Capital News: Como foi o caso da foto da capa do seu livro?

Higa: Todas as fotografias têm uma história. Nessa aqui, quando começaram a povoar aquela região do Guanandi, ali era uma favela. Então foi uma casinha aqui, outra casinha ali. Os visinhos começaram a ouvir um barulho dentro de um barraco. Chamaram a polícia e descobriram este menino lá dentro, com cerca de onze ou doze anos de idade. A mãe dele era empregada doméstica, e naquele tempo não tinha lei para empregada doméstica, então se fosse preciso, trabalhava o dia todo, sem parar. Então ela saía e o menino estava dormindo; ela chegava ele estava dormindo, e o menino ficava o dia todo em casa. Não aprendeu a falar, a andar; ele grunhia. Ele ficava amarrado em um arame liso, dentro do barraco, e ele só podia andar pra lá e pra cá sem sair de casa, igual cachorro. Ele não tinha nenhuma deficiência, ele era normal, mas estava atrofiado. Na época não tinha entidade para cuidar de criança. Chegou a polícia lá e levou ele pra delegacia, pois não tinha lugar para levar ele.

Capital News: E não havia nenhuma entidade de assistência social?

Higa: Não tinha, isso só começou nos anos 80, não tinha lugar nem pra mendigo. Tinha um mendigo que ficava ali na 14, na Praça Ary Coelho. Todo mundo dava uma comida pra ele, uma pinga, aí quando começou esse negócio de assistência social, mandaram ele pra Cuiabá, e chegou lá ele morreu, porque não estava acostumado com isso, deram comida pra ele, deram banho, mas ele morreu seis meses depois.

Capital News: Qual foi o registro fotográfico mais emblemático da história de Mato Grosso do Sul?

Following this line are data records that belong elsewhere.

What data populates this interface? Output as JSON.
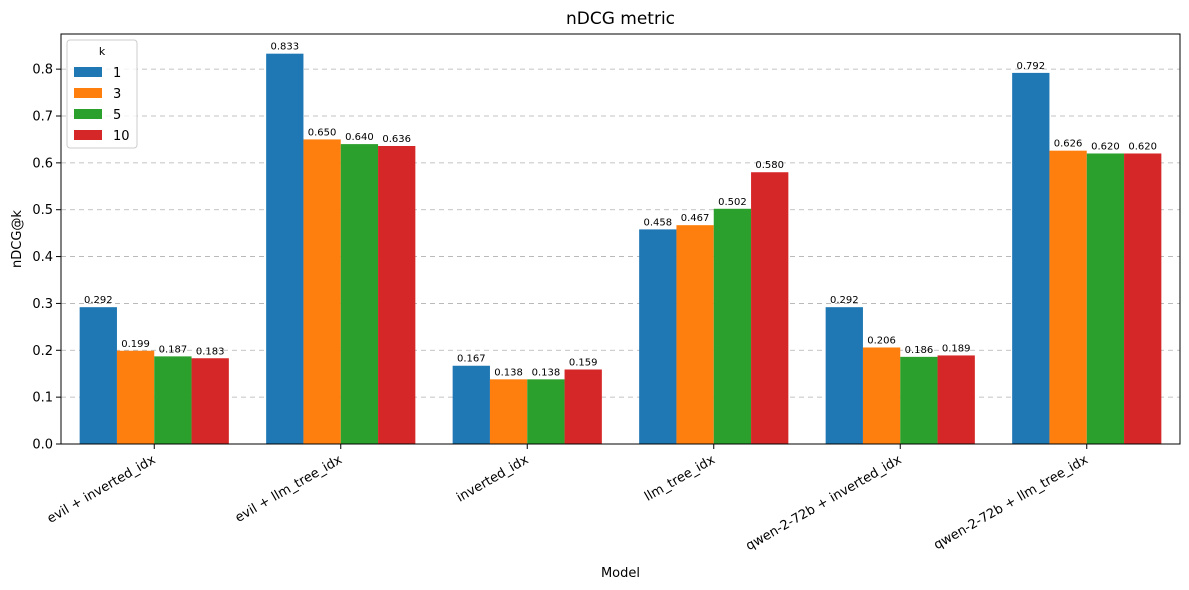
{
  "chart_data": {
    "type": "bar",
    "title": "nDCG metric",
    "xlabel": "Model",
    "ylabel": "nDCG@k",
    "ylim": [
      0,
      0.875
    ],
    "yticks": [
      0.0,
      0.1,
      0.2,
      0.3,
      0.4,
      0.5,
      0.6,
      0.7,
      0.8
    ],
    "grid": "y-dashed",
    "legend": {
      "title": "k",
      "placement": "top-left"
    },
    "categories": [
      "evil + inverted_idx",
      "evil + llm_tree_idx",
      "inverted_idx",
      "llm_tree_idx",
      "qwen-2-72b + inverted_idx",
      "qwen-2-72b + llm_tree_idx"
    ],
    "series": [
      {
        "name": "1",
        "color": "#1f77b4",
        "values": [
          0.292,
          0.833,
          0.167,
          0.458,
          0.292,
          0.792
        ]
      },
      {
        "name": "3",
        "color": "#ff7f0e",
        "values": [
          0.199,
          0.65,
          0.138,
          0.467,
          0.206,
          0.626
        ]
      },
      {
        "name": "5",
        "color": "#2ca02c",
        "values": [
          0.187,
          0.64,
          0.138,
          0.502,
          0.186,
          0.62
        ]
      },
      {
        "name": "10",
        "color": "#d62728",
        "values": [
          0.183,
          0.636,
          0.159,
          0.58,
          0.189,
          0.62
        ]
      }
    ]
  }
}
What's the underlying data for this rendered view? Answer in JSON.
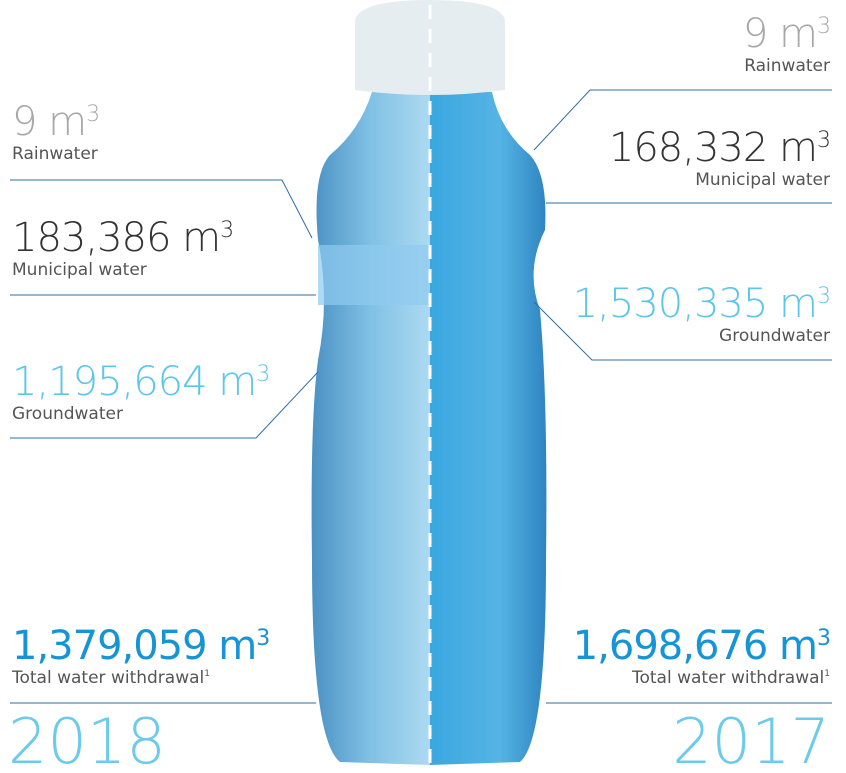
{
  "years": [
    {
      "year": "2018",
      "sources": [
        {
          "value": "9",
          "unit": "m",
          "exp": "3",
          "label": "Rainwater"
        },
        {
          "value": "183,386",
          "unit": "m",
          "exp": "3",
          "label": "Municipal water"
        },
        {
          "value": "1,195,664",
          "unit": "m",
          "exp": "3",
          "label": "Groundwater"
        }
      ],
      "total": {
        "value": "1,379,059",
        "unit": "m",
        "exp": "3",
        "label": "Total water withdrawal",
        "footnote": "1"
      }
    },
    {
      "year": "2017",
      "sources": [
        {
          "value": "9",
          "unit": "m",
          "exp": "3",
          "label": "Rainwater"
        },
        {
          "value": "168,332",
          "unit": "m",
          "exp": "3",
          "label": "Municipal water"
        },
        {
          "value": "1,530,335",
          "unit": "m",
          "exp": "3",
          "label": "Groundwater"
        }
      ],
      "total": {
        "value": "1,698,676",
        "unit": "m",
        "exp": "3",
        "label": "Total water withdrawal",
        "footnote": "1"
      }
    }
  ]
}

Higa: A criação da Universidade. Na época imperava a lei do calibre 38” e do 44”. Ainda tem um pouco de resquício disso, principalmente na fronteira, mas naquela época a lei era essa. Não tinha essa de mandar prender: mandava matar. Então quando criou a Universidade, começou a vir estudantes de fora, e atrás dos estudantes vieram as famílias dos estudantes. Então começou a mudar o conceito no estado. A Universidade, que era Estadual e agora é Federal, desencadeou todo o desenvolvimento do Estado e abriu as portas para que se tornasse o que é hoje.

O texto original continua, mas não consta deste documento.